3 ticket resellers sue Madison Square Garden for canceling season tickets
Larry Hutcher, Co-Founder and Co-Managing Partner of DHC, is representing ticket resale firms suing Madison Square Garden for canceling their Knicks and Rangers season tickets. Read more as reported by the New York Daily News below:
Three ticket resale firms sued Madison Square Garden on Thursday for canceling their season tickets and forcing customers to buy those seats through the Garden’s company.
The firms say they’ve had an arrangement with the Garden for 15 years to buy the same season seats and the new policy violates MSG’s promise of renewal rights as well as a 2007 city law that “created a free market for the resale of tickets to sporting and theatrical events.”
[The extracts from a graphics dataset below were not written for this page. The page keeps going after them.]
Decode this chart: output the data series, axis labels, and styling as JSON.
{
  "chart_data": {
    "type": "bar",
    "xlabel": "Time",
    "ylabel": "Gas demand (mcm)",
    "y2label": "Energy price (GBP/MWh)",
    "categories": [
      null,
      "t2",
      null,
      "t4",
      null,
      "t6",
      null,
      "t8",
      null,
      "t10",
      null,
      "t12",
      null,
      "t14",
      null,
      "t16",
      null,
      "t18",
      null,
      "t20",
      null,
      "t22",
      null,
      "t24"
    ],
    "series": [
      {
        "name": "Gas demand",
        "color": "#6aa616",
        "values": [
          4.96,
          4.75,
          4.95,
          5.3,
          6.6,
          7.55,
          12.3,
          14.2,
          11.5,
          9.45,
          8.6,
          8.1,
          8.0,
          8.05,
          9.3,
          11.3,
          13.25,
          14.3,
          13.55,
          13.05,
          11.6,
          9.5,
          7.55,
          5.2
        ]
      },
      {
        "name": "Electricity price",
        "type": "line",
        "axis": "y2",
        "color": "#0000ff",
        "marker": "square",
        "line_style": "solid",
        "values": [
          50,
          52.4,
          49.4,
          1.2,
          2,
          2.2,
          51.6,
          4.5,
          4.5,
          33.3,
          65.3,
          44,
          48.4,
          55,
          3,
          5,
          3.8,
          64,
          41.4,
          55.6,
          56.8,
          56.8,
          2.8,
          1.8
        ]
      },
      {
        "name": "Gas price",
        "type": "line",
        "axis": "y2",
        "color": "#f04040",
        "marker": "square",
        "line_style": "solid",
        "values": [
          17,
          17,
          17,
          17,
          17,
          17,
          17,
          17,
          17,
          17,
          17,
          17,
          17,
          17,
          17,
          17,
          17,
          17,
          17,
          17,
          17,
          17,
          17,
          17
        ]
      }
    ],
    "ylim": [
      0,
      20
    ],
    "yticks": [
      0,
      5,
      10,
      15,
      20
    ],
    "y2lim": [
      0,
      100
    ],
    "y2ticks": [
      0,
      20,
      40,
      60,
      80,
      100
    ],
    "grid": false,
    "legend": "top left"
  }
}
Larry Hutcher, the lawyer for the three firms, said thousands of tickets are at stake for Knicks and Rangers games — in all price ranges — but the net effect on fans will be higher costs as the Garden put a floor under prices for the hotly sought seats.
Hutcher said the lawyers will seek a temporary restraining order in Manhattan Supreme Court on Friday or Monday.
Madison Square Garden spokeswoman Kimberly Kern issued a statement saying “this lawsuit is without merit. … We are confident the court will come to the same conclusion.”
Smile For Kids, S4K Entertainment Group and JAJ Executive Services say “a significant portion” of their revenue comes from the resale of Knicks and Rangers tickets to individual and corporate clients.
They also said MSG is refusing to renew their season tickets solely because they are resellers, even though they have been buying the same seats for 15 years and investing in the teams by purchasing boxes.
The new policy limits people to purchasing eight season tickets. The companies were notified of the policy March 30 when they were told that they could not renew their subscriptions.
Ezra Azizo, president of Smile 4 Kids, said in an affidavit that MSG defended its position by saying the policy ensures “many of their valued fans” will now be able to buy tickets. He called that a “pretext.”
“MSG seeks to destroy ticket resellers by depriving them of inventory. Once the resellers are destroyed, MSG can reclaim inventory and collect additional fees and revenue by steering all ticket resales through its resale partner, TicketsNow.com.”
He said the result will be higher prices because while resellers can sell a $50 ticket for $10 when demand is low, MSG won’t sell it for less than $50. He said luxury $800 seats can be sold in the market for as little as $250, but MSG won’t go below $500.
“Our ticket policy simply limits the amount of tickets an individual can own or control in order to give many more fans access to Knicks and Rangers games. There is no restriction on the resale of tickets — any ticket we sell can be resold in any manner a buyer chooses. We do not single out professional sellers — they are able to buy tickets just like anyone else, and have the same ticket limits as everyone else,” the Garden said in its statement.